🕕 6:00 チンピラがチンピラとケンカを始め、警官は下手な嘘を吐く

 まだほの暗い駅前のロータリーにタクシーが列をなしている。人通りはさほど多くない。どこからか電話のベルの音が聞こえる。……そう、交番の中だ。奥から慌てて飛び出してきた若い巡査が寝ぼけまなこで受話器を取り、交番の名前を口にする。相手は管轄の警察署の人間だった。

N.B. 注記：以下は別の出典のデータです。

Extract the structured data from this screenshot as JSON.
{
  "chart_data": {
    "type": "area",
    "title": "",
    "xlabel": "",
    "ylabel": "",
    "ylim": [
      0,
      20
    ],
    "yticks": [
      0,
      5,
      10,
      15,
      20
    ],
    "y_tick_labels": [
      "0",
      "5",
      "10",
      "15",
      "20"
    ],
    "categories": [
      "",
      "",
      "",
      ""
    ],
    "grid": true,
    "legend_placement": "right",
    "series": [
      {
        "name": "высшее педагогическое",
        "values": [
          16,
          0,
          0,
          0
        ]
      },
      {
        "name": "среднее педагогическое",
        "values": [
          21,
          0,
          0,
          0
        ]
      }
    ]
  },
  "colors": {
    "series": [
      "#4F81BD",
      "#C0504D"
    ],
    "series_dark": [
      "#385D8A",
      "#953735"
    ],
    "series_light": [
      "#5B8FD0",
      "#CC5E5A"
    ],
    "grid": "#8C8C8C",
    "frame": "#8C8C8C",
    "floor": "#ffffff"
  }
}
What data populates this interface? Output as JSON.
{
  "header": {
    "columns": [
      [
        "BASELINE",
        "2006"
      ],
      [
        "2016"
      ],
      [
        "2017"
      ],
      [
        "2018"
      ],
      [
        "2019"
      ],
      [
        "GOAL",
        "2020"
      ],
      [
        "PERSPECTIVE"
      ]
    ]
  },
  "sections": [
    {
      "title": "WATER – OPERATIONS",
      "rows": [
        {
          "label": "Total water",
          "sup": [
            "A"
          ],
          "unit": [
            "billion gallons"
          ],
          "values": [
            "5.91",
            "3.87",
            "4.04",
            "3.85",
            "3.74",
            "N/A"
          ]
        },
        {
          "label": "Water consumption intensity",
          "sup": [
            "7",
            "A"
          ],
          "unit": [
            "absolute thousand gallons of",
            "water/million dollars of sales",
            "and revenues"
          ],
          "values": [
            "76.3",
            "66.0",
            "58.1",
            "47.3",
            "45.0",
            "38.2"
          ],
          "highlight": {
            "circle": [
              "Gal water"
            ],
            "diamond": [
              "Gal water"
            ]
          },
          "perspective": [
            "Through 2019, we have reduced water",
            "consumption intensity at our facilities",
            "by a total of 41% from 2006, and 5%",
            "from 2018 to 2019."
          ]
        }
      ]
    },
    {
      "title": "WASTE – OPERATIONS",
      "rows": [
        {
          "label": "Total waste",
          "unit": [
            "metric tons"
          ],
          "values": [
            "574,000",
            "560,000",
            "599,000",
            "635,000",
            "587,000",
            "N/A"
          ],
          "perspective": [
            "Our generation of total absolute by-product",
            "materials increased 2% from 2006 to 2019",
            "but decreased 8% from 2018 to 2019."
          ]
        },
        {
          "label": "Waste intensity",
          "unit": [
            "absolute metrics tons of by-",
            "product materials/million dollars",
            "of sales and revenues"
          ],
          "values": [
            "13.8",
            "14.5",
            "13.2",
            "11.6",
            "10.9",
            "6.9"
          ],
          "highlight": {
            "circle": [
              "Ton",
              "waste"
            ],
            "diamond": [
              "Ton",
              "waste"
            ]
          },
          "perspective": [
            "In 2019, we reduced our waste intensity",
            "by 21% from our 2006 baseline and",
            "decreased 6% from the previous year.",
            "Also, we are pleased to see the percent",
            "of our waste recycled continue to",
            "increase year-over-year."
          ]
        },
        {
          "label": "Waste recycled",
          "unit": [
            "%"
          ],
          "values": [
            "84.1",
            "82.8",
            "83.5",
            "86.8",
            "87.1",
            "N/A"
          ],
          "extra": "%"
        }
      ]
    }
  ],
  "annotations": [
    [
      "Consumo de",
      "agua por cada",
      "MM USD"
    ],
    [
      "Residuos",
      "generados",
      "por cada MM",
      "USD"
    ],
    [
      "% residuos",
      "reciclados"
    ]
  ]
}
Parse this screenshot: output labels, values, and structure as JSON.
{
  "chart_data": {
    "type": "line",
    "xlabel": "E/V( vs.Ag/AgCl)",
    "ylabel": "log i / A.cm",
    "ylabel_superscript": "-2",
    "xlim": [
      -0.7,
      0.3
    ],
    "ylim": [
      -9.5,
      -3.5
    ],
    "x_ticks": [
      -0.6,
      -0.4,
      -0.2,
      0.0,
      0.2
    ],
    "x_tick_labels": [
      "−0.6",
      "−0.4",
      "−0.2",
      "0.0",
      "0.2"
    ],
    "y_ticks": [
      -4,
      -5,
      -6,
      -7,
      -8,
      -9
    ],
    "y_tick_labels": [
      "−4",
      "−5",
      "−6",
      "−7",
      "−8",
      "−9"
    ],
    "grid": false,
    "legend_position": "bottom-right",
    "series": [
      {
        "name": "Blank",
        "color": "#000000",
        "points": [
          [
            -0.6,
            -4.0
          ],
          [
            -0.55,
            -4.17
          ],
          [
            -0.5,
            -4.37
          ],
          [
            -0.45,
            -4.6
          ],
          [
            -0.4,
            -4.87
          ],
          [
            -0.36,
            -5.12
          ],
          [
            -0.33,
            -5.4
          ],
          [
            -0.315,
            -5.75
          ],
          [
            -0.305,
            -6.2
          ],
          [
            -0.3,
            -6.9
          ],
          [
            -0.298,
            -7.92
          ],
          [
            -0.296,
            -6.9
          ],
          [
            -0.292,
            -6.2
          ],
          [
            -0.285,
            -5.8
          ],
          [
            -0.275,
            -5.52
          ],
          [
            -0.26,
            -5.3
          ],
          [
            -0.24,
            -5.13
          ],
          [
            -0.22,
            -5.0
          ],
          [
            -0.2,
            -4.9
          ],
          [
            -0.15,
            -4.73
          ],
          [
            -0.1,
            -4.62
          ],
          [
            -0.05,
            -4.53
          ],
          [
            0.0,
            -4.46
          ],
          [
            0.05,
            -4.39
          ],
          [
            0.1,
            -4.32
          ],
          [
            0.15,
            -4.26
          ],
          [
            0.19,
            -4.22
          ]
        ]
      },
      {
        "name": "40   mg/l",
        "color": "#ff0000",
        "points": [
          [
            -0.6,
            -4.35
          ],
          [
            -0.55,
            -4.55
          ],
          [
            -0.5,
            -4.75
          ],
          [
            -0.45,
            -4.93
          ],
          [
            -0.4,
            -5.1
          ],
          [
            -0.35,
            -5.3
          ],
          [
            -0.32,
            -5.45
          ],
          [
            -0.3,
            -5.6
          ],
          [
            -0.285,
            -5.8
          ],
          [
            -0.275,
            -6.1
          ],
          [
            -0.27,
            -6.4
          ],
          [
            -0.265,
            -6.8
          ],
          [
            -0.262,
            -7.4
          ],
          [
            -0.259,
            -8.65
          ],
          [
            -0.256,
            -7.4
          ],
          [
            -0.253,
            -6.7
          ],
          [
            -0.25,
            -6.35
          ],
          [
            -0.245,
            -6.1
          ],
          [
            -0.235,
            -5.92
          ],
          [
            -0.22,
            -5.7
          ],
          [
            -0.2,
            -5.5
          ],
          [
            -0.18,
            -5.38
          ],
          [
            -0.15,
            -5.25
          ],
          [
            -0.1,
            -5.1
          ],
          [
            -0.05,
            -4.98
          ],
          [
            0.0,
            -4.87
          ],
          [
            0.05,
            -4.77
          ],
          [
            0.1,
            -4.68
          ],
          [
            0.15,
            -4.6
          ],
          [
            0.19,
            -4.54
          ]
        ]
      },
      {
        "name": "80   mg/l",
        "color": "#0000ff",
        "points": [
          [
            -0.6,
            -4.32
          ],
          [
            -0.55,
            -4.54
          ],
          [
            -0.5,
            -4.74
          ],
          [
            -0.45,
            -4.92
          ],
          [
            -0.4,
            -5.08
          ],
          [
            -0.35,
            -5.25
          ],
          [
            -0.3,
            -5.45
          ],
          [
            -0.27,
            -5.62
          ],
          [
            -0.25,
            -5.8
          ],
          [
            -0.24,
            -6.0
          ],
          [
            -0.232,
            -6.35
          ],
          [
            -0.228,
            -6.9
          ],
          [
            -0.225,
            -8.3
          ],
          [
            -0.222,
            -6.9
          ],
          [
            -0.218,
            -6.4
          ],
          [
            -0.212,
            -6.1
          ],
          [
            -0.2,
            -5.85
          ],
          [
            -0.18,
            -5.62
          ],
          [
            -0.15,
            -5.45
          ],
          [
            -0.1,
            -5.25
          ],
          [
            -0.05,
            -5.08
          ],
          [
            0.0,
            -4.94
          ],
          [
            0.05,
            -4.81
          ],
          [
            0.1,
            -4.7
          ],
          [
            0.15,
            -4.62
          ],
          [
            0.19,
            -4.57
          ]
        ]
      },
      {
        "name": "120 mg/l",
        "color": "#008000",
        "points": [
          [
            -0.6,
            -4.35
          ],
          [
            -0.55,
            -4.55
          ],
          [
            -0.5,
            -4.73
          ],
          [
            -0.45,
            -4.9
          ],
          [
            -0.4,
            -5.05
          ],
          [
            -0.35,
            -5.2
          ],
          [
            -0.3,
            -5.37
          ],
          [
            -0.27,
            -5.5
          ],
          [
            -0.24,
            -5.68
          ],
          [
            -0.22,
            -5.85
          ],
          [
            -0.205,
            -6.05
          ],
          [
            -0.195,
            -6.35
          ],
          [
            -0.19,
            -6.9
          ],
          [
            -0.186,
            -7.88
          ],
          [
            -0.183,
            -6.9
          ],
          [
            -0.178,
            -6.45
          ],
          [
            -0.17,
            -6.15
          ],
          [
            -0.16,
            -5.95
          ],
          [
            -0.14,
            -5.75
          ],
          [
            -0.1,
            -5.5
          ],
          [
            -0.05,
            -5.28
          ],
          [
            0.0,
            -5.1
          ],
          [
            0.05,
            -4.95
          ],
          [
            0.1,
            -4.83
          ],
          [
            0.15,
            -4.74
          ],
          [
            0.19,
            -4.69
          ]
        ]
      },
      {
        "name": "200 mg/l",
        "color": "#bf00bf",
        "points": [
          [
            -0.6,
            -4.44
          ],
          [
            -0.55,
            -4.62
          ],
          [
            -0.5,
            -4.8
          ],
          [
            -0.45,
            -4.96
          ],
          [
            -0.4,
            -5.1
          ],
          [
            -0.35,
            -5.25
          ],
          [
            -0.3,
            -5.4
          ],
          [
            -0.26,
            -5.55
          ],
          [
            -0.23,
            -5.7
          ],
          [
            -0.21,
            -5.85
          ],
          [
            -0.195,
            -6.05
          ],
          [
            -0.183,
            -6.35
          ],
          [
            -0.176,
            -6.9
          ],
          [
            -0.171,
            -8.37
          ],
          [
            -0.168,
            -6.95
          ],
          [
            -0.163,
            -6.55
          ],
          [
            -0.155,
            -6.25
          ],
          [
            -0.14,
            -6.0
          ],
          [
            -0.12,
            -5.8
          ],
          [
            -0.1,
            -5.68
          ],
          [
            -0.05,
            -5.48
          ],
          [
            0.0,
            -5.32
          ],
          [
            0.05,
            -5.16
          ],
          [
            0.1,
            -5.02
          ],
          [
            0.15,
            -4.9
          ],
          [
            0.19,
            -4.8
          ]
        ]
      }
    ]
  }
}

「……え? ガス漏れ? 場所は? え、あ、はい。行かなくていいんですね? はい、はい。はぁ……進路妨害ですか。それで、そっちの場所は? え、源さん? 源さんは……」

 巡査が何気なく落とした視線の先に一枚のメモが置かれていた。デスクの上からそれを拾い上げる。

「『もう向かってる』だそうです」

 電話の向こうで大きなため息が聞こえた。続いて「源川みながわさんは、なんでもう知ってるんだよ?」という呆れとも感嘆とも取れる声が漏れる。

「さぁ……」

 巡査がガラス戸の向こうに目をやった。朝日を待つ街の風景は、不気味なほどひっそりとしていた。



  *   *   *   *   *



 ここにも眠たい目をこすっている男がいる。加賀谷かがや幸四郎こうしろうといういかにもチンピラ風のその若者は、早朝の東京の街を火ばさみとゴミ袋を持って歩いていた。


 先輩に「たまにはいいことをしろ」と言われ、そういうものかとさっそく駅前のゴミ拾いでもしようと早起きをするあたりは持って生まれた純粋さだ。なぜ「いいこと」がゴミ拾いという結論になるのか、なぜゴミ拾いをするのに早起きをする必要があるのかと言えば、幸四郎の中で「いいこと=ゴミ拾い=早朝」という妙なイメージがあるからに過ぎなかった。それにしても五時起きは早すぎる。


 キィーッ——。


 まだ静かな繁華街の一角で、場違いな音が鳴り響いた。平和な街に異常を知らせる音だ。叫び声が続く。幸四郎が音のしたほうに目をやると、ちょうど昨日くだんの先輩と飲んだスペイン・バルのあたりでタクシーが急発進し、開いたドアで人をなぎ倒したところだった。脇には救急車も停まっていた。


「なんだ、ありゃ?」

 ただならぬ雰囲気に幸四郎はそちらへ足を向ける。彼はケンカや物騒な雰囲気に怖気づくということを知らない。救急車が慌てて発進し、スピーカーで何かを叫んだ。そうこうしているうちに、幸四郎より若いと思われる男がタクシーのボンネットに乗り、飛び跳ね始めた。タクシーが海原を漂うボートのように揺れる。もう一人が運転手を引きずり降ろし、その腹のあたりを蹴りつけていた。

「おい、おい、おい」

 幸四郎は火ばさみとゴミ袋を投げ出して、駆け寄った。「お前ら、何やってんだよ!」


 振り向いたのはタクシーになぎ倒された三人だった。

「なんだ、てめ……」

 ガンを飛ばし終わるのも待たずに、一番手前の男を飛び蹴りで吹っ飛ばす。そのままの流れで二人目の右頬を殴りつけた。しかし、その隙に三人目の男に右膝の裏を踏みつけられる。思わず膝がしらを着いたところを羽交い絞めにされた。ボンネットの男とタクシーの運転手を蹴り飛ばしていた男がこちらに歩み寄ってくる。

「くそっ」

 必死に振りほどこうとするが、思いのほか力が強くびくともしなかった。膝を折られているので、蹴りも使えない。ボンネット男がにやりと笑うと、右手を大きく振りかぶった。全身を固くする。


「腕が落ちたんじゃないのか?」

 脇から聞こえた声にみなの意識が逸れる。次の瞬間、黒い棒のようなものが風を切ってボンネット男の額を薙ぎ払う。ほとんど呻き声を上げることもなく、男は背中から倒れた。

「お、おい、おまわりがそんな暴力……」

 タクシーの運転手に散々蹴りを食らわせていた男が言いかけたが、その肩口に向かってなんの躊躇もなく警棒が振り下ろされる。こちらの男はみっともない悲鳴を上げた。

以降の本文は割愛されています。